Taoiseach Leo Varadkar announcing the first lockdown measures in 2020 while on a St Patrick’s Day trip to the US.

Gavan Reilly: If we want a proper public Covid inquiry, start it now

We’re nearly three years on from Ireland’s second national lockdown, suggesting it might be time to really start thinking about a Covid inquiry. It’s the Government’s intention to begin one sometime in 2023, so the clock is ticking, but we don’t know what exactly it will investigate – something which ought to be the subject of political and public debate, given how broadly the pandemic was felt in every aspect of society.

Leo Varadkar has said he’s struck by how many investigations into the handling of Covid there have already been – reckoning that there have already been 30 different probes into the pandemic and the national response. That’s good. There’s no way that something which caused such health, economic and social damage should not be probed. But nor are private inquiries – done away from the public limelight, nor with any sense of public scrutiny, or even a public mandate – a substitute for the real thing.

This does, though, raise a question of what sort of format the Covid inquiry might take. The UK’s inquiry, which has already been running for a few months – it’s already had full legal rows about trying to access Boris Johnson’s historical WhatsApp messages – has the powers of compel-ability to summon witnesses and evidence, and is holding public hearings.

Could Ireland follow suit? Well, it certainly ought to. An inquiry that isn’t able to force people into answering uncomfortable truths from medics and politicians (and, for the avoidance of doubt, yes, the media too) isn’t worth pursuing. But nor could it be tenable for witnesses and evidence to be heard behind closed doors, as is common with Commissions of Investigation, which can choose to go public but which is private by default.

That leaves the option of a Tribunal, which worked for investigating such seriousness as corruption in the planning system or Garda mistreatment of a whistleblower – but which has its own shortcomings, in that by default they are not broadcast, or streamed, or visible anywhere in real time. That might have its upsides – it might make sure isolated lines of evidence aren’t taken out of context by layman viewers – but one would think the demand for transparency could rule that option out too.

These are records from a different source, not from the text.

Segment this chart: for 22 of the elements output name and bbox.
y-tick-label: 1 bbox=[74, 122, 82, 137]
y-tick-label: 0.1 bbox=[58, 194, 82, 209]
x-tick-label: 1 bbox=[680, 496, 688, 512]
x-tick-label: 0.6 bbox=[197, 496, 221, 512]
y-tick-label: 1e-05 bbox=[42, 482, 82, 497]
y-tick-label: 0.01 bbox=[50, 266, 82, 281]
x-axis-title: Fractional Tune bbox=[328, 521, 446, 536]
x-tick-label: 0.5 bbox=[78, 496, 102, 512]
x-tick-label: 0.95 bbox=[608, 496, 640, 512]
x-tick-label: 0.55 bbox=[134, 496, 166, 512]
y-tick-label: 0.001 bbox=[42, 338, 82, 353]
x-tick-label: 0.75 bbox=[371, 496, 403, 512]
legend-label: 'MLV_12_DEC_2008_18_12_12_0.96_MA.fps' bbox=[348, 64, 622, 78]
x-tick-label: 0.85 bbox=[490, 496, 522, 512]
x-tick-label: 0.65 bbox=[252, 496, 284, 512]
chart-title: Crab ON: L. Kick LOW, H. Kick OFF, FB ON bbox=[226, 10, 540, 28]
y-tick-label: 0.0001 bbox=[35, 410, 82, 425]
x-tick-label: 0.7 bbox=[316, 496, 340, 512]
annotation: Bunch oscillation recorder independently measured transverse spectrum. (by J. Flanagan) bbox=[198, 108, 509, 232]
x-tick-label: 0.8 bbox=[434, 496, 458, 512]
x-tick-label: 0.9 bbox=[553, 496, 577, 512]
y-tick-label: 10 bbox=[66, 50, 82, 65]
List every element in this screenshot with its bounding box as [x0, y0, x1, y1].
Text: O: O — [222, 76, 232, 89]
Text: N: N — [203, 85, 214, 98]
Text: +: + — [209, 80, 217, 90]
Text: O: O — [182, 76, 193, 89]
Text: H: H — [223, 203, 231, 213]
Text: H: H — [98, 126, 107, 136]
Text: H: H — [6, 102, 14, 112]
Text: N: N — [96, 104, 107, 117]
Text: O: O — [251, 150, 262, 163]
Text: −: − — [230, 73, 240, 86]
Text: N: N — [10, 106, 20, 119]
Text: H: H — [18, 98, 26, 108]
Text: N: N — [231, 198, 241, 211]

So what’s left? There is one other format. The only thing comparable to Covid-19 in its profound after-effects was the banking crisis. That was the subject of the only modern inquiry by the Oireachtas, and while it got underway far too late (by 2015 there was little left to discover) it at least provided for televised hearings, under oath, with the power to compel witnesses. It had only two drawbacks: the tendency of politicians to showboat, and an impending deadline of a general election which led to a somewhat rushed conclusion.

It's not a perfect format either but if ever there was an inquiry that merited power and the fullest of transparency, it would be one into the pandemic and its aftermath. An Oireachtas inquiry might be the best way to achieve it – but with an election possibly a year away, the clock is ticking.